Fonti vicine agli attivisti, che mancano da cinque grandi città tra cui Pechino, riferiscono che sono stati portati via durante un’operazione condotta dalle autorità di governo. Due precedenti simili si erano verificati la scorsa estate
Mistero in Cina sulla sorte di almeno 12 studenti, che sostengono i diritti dei lavoratori. Fonti vicine agli attivisti riferiscono che sono stati portati via da uomini non identificati nel corso di un’operazione condotta dalle autorità cinesi in diverse città, tra cui Pechino, Shanghai, Guangzhou, Wuhan e Shenzhen. Uno studente dell’Università di Pechino, di nome Yu Tianfu, si legge sul New York Times, ha raccontato che dopo un’irruzione nel campus, un suo compagno di studi, di nome Zhang Shenye, è stato picchiato e caricato su un’auto. Con modalità simili, gli attivisti, molti dei quali sono neolaureati in università d’élite, sarebbero stati radunati nei campus delle altre città e portati via. Una conferma della detenzione di alcune persone è arrivata alla Reuters da parte di un portavoce dell’ateneo pechinese, uno dei più rinomati della Cina.
Imbarazzo nel governo cinese
Ci sarebbe imbarazzo tra le autorità cinesi.

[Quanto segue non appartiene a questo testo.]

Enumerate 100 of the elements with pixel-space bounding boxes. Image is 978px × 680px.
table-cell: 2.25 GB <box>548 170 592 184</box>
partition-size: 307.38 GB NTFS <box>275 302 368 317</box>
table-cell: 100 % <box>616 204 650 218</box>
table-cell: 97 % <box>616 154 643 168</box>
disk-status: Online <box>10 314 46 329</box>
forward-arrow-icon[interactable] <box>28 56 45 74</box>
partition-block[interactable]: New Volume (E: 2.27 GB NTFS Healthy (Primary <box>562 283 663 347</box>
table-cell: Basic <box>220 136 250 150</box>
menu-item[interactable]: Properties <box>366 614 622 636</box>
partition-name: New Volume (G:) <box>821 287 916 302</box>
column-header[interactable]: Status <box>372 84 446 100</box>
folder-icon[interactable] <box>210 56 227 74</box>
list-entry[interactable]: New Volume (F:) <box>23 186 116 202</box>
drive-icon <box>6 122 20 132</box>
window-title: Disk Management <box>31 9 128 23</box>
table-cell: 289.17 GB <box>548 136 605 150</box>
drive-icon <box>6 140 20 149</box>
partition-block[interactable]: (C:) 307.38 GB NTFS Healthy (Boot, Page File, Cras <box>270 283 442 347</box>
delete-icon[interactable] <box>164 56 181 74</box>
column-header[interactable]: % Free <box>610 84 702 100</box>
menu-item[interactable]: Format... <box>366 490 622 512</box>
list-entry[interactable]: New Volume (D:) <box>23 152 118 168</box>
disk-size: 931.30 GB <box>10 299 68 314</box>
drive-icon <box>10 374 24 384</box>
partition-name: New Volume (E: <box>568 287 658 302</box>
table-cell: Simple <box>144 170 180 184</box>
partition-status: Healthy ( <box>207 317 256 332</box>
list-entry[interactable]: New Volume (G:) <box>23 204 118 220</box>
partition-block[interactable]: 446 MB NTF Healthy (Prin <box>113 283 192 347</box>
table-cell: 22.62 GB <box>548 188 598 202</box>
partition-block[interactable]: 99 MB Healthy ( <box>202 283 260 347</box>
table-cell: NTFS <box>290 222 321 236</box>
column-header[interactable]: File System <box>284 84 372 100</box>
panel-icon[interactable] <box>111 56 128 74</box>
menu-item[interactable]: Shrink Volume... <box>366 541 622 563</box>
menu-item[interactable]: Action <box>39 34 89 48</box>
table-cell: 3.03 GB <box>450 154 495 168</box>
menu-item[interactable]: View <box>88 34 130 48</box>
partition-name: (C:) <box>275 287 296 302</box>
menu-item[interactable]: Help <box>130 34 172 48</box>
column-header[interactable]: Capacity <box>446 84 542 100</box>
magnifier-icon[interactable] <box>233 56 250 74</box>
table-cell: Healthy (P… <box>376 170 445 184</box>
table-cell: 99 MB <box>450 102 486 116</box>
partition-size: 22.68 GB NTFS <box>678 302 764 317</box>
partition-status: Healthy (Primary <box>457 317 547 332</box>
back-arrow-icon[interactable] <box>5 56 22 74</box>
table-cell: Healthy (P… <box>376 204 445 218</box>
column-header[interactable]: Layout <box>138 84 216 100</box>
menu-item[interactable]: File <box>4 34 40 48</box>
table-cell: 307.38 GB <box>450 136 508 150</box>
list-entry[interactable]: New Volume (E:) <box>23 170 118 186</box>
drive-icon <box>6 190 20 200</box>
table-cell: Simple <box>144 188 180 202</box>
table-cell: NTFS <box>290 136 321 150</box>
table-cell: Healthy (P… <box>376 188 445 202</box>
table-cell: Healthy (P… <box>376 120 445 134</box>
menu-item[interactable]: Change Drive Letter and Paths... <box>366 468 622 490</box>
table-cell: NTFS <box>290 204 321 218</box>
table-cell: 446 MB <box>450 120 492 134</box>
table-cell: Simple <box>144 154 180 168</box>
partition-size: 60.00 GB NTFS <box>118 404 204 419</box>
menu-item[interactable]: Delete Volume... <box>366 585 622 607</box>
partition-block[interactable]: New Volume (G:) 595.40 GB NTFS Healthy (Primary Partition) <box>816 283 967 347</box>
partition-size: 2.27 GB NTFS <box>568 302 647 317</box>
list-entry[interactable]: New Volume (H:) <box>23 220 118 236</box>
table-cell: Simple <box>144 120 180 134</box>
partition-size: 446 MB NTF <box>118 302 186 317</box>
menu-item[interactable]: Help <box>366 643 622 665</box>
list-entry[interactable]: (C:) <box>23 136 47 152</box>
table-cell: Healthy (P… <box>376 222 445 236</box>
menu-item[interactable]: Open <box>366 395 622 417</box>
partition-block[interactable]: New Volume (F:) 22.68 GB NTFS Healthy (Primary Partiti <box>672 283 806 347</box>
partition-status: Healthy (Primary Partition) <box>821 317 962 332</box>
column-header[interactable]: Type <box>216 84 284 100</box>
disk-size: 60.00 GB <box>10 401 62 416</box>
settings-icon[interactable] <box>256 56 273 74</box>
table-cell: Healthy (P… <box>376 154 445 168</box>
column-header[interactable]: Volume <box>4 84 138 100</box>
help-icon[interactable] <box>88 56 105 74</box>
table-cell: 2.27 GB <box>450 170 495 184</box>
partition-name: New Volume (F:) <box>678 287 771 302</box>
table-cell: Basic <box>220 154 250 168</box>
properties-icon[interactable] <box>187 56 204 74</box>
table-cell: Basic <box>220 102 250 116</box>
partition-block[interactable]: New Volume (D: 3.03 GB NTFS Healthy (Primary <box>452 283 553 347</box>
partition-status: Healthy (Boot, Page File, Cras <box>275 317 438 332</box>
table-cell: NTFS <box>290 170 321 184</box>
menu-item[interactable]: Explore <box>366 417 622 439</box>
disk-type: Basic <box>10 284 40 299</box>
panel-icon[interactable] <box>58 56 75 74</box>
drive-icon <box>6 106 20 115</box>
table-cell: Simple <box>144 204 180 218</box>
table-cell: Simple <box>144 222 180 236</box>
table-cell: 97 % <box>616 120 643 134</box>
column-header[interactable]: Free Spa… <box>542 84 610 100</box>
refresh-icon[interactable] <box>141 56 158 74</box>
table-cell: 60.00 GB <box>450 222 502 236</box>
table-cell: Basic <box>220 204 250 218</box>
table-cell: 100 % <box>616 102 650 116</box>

Gli attivisti scomparsi infatti si descrivono come marxisti e maoisti, in un Paese dove le università, tra cui proprio quella di Pechino, hanno corsi di marxismo, e dove il presidente cinese, Xi Jinping, aveva definito Karl Marx "assolutamente corretto” in occasione di un discorso tenuto a maggio scorso per celebrare i duecento anni dalla nascita del filosofo tedesco. "E' paradossale vedere come gli studenti che hanno studiato e creduto nel marxismo siano stati fermati dalle autorità cinesi per il sostegno ai lavoratori, il valore fondamentale del marxismo", ha commentato al Guardian Patrick Poon, attivista di Amnesty International a Hong Kong. "Gli studenti stanno solo dimostrando la loro libertà di espressione e mostrando la loro solidarietà ai lavoratori. Dovrebbero essere rilasciati immediatamente”.
I precedenti
Un'operazione simile era già stata compiuta la scorsa estate: il 27 luglio erano stati fermati circa trenta dipendenti del gruppo Jasic Technology di Shenzhen, nel sud-est della Cina, che avevano tentato di costituire una cellula sindacale, mentre altri quaranta attivisti studenteschi che sostenevano i diritti dei lavoratori sono stati presi in consegna dalle forze dell'ordine ad agosto. Secondo l'organizzazione a difesa dei diritti dei lavoratori, China Labour Bulletin, di almeno undici di loro si sa che si trovano in stato di fermo o agli arresti domiciliari: tra i fermati c’è anche Yue Xin, tra le prime attiviste del movimento Me Too in Cina. L'iniziativa dei dipendenti della Jasic, spiega China Labour Bullettin, era stata coronata da un successo imprevisto per le autorità: i lavoratori avevano raccolto in soli due giorni 89 firme (circa il 10% dei dipendenti) per la costituzione di un sindacato interno all'azienda. L'unica sigla sindacale ammessa in Cina è la All China Federation of Trade Unione, filo-governativa e spesso dalla parte della gestione delle aziende: le sigle indipendenti sono vietate.